Companies can survive the Web 2.0 boom, Ali says, by doing one of two things. They can attract the interest of larger companies, who buy a technology and bring in its developers rather than developing their own version. Flickr, Delicious, WebJay, Konfabulator, and Upcoming, for instance, have all been acquired by Yahoo. Or else startups must acquire so many users that they gain an insurmountable lead over competitors, as YouTube seems likely to do in the video downloading market. Or they can do both, of course, like MySpace, which has more than 50 million users and was purchased in July 2005 by Rupert Murdoch’s News Corp.

But others argue that even the less successful Web 2.0 companies will be able to survive on their current revenue sources – mainly because they have simple needs. “The vast majority of these companies do not need revenue – because they don’t have any expenses,” says Seth Godin, a Web marketing strategist and author of the widely read Permission Marketing. “The people are doing it for love or in their spare time.”

Three months ago Godin launched his own Web 2.0 company, Squidoo, a kind of “citizen’s Web directory,” where experts in areas from video blogging to vegetarianism publish “lenses,” or guides to the best related content on the Web.
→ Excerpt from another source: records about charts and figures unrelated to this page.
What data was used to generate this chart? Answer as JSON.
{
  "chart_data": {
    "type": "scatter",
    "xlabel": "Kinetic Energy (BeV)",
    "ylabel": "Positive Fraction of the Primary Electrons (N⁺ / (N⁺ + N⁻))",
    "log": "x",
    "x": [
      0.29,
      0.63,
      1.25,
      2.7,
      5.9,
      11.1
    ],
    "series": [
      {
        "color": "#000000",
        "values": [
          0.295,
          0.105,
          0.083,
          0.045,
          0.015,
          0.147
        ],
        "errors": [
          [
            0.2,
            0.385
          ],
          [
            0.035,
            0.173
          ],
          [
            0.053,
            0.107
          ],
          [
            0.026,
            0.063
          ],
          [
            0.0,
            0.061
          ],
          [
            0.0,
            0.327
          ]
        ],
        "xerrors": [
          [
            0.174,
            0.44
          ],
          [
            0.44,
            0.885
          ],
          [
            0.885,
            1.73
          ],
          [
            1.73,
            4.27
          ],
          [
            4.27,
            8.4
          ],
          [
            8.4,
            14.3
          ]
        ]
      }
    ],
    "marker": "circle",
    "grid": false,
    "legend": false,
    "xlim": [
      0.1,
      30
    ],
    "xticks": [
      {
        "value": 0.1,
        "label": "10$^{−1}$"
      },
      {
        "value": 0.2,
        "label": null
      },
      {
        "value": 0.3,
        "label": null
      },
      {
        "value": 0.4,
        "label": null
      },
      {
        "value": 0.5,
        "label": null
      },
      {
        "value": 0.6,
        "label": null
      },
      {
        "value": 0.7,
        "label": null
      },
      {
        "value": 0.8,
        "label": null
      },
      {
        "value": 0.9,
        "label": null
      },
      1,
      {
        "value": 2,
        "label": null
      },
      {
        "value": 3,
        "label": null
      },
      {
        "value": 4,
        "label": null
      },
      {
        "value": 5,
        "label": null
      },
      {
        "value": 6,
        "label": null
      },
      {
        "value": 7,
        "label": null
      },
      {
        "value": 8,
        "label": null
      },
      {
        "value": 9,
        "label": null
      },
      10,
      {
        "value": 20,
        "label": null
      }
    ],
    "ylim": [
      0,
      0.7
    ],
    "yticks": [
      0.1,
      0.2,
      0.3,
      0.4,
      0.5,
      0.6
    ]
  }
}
Squidoo earns money through a combination of Google AdWords ads and Amazon affiliate fees: it advertises links to items on Amazon or eBay and is paid a commission whenever a click on one of the links leads to a purchase.

The company splits these affiliate commissions, and most of the subject experts (“lensmasters”) donate their take directly to charity, Godin says. “Most Squidoo lensmasters aren’t in it for the money.”
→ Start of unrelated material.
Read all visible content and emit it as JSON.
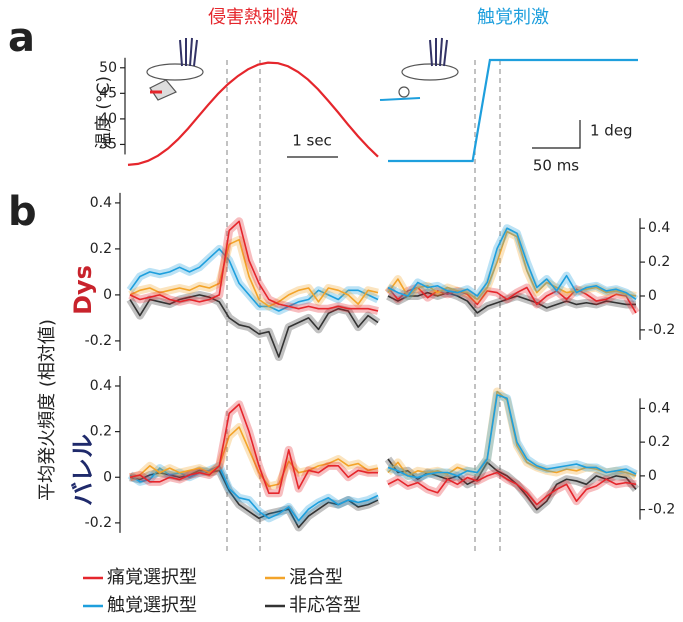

Not surprisingly, Godin is a dissenting voice in the chorus of experts predicting a mini-crash. But he does acknowledge that some Web 2.0 companies will fall by the wayside. “I don’t think we’re going to see the shakeout we saw at the end of the other bubble, because there are different rules now. But I believe that some of these companies have delusions of grandeur in terms of how big and how profitable they are going to get,” he says. “You can’t have 30 profitable companies in a business where only two can be moneymakers.”